We focus on the happy ones and their helpers too, who take encouragement from little girls who want to help a bit. I wonder what they think...our unaffected kids - whose house is reasonably  tidy and has no mud to clean?

* We get home exhausted, ready to go to bed. But first we must clean ourselves up, and eat a  delicious meal generously prepared by babysitter and babysat. The little ones are hurried into bed, with guilty kisses and extra hugs that come with being apart all day. But wait, the shopping list can't wait another day, tomorrow is a birthday and late night shopping offers treats above the pressies hiding in the mud free cupboard.

Our suburb is unaffected  and the shops are full like Christmas time - visitors from neighbouring areas have come in to get things that their shelves nor their supermarket's shelves stock. Some just escape to pretend for a while that everything is normal, that nothing really happened, but they leave a trail of dried mud through the shops.

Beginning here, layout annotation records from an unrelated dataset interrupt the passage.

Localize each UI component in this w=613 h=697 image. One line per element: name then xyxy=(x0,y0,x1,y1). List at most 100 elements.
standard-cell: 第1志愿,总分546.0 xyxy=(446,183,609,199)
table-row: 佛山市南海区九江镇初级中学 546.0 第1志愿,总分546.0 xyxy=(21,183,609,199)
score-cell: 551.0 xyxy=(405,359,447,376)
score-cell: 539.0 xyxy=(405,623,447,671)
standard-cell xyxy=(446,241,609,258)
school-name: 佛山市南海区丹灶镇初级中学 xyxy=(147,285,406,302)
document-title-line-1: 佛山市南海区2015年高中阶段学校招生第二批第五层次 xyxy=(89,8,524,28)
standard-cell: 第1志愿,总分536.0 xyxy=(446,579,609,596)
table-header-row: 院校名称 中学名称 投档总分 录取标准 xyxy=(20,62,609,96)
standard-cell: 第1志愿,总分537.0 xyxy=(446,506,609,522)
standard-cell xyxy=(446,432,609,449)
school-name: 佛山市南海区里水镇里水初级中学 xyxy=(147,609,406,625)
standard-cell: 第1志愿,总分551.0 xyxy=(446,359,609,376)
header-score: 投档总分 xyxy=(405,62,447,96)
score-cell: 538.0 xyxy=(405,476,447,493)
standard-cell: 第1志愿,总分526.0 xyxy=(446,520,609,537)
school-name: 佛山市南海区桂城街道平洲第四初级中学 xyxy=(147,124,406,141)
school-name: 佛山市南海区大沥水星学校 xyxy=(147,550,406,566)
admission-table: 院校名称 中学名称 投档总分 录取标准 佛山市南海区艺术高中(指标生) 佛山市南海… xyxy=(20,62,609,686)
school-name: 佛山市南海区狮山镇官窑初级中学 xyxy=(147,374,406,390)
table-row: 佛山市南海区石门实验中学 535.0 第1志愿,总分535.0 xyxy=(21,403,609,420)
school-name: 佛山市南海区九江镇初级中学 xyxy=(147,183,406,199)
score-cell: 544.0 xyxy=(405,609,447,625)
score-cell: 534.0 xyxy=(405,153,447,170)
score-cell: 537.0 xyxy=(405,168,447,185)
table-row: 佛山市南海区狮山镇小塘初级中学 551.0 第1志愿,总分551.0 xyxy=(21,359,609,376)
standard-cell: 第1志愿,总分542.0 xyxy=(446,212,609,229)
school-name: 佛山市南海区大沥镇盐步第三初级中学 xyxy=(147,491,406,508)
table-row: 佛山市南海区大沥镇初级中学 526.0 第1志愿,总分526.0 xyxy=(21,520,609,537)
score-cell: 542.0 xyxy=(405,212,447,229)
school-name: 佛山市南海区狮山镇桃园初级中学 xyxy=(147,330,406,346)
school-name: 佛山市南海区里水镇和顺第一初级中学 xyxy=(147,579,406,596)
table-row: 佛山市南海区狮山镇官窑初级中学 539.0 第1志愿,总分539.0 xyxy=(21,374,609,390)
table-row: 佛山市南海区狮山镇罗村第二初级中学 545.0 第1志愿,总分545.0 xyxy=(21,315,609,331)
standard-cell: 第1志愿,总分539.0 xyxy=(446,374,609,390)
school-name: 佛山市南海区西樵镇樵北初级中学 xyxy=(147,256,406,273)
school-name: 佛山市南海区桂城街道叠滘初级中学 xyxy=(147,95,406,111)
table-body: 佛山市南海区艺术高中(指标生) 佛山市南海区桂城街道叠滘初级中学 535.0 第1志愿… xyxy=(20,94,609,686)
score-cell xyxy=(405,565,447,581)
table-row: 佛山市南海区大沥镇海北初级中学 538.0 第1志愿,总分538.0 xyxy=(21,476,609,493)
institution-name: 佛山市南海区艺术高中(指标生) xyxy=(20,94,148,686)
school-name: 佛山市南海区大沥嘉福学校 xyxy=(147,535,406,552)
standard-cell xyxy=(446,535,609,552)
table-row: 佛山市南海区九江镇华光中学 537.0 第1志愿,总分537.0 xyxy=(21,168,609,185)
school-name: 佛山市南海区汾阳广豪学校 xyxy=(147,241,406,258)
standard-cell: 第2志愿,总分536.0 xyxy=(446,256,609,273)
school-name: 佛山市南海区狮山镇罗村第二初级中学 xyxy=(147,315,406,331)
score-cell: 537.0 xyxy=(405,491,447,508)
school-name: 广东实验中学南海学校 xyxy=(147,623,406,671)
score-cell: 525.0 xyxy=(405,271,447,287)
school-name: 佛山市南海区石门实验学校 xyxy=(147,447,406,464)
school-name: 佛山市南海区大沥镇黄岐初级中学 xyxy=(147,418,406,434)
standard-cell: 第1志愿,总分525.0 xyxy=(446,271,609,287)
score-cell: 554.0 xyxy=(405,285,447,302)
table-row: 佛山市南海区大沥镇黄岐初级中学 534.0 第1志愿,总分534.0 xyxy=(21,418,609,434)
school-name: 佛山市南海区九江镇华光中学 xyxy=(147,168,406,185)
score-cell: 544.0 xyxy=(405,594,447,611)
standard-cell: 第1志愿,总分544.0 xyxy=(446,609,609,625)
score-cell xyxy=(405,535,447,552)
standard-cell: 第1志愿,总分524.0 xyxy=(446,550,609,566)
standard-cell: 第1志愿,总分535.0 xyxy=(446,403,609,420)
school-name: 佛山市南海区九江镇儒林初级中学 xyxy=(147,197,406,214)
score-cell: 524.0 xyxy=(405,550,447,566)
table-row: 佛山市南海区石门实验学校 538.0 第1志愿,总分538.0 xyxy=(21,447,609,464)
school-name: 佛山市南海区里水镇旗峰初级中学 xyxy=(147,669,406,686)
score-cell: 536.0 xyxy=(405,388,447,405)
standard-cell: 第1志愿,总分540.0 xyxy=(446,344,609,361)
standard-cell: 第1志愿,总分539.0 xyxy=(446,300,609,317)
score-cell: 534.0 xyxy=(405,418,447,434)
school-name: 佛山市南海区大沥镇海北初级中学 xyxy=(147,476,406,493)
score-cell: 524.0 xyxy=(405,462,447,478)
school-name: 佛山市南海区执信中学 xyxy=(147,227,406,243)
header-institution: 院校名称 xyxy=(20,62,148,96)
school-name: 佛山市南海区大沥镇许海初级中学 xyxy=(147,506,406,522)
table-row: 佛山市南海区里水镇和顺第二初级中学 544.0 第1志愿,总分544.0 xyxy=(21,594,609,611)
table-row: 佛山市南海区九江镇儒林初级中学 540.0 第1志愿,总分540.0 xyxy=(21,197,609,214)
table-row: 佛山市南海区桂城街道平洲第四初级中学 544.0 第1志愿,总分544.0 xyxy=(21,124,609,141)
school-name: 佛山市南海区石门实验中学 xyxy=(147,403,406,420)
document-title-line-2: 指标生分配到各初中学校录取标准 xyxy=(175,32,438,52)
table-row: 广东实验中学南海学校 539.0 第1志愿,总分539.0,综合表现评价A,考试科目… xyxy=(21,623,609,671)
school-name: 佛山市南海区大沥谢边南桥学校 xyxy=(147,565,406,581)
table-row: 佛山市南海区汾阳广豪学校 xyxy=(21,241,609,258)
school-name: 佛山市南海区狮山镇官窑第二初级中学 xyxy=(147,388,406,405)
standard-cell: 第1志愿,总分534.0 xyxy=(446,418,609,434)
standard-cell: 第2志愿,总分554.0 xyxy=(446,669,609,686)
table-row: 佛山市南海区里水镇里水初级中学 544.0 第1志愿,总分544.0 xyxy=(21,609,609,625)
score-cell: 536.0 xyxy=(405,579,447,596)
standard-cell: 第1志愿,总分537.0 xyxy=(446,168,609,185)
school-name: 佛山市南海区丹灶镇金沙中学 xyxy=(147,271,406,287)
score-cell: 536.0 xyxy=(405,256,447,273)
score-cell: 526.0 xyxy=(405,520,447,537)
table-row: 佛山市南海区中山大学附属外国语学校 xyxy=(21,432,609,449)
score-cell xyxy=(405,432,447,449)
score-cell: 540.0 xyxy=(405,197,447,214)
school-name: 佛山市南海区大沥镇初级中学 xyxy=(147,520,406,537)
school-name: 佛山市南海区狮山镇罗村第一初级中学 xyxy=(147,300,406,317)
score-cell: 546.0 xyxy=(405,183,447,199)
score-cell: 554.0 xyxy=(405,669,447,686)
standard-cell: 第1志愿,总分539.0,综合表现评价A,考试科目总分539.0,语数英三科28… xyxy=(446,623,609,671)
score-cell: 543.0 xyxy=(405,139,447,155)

Most teens seem unaffected, they laugh and look at things that don't really matter in life. Wearily we push the trolley up the travelator to get to our car above. Too tired to talk we stare ahead in comfortable silence, my helping child and I. As we reach the middle I see three teens sitting on a bench above. Normally they would ignore a friendly 'old lady' like me. Two do. One is on the phone. Another texting fast. The middle bloke just staring...his cheeks are wet with tears. As I reach the top, our eyes fix for a long few moments...I give a feeble smile, to replace the hug I want to give him. He understands and is grateful that someone cared a little - but no wry smile can reach his lips.

"Dear God be with that kid - why didn't I talk to him? What private hell has he been through this week? Does he have someone to talk to? Lord may he talk to you!"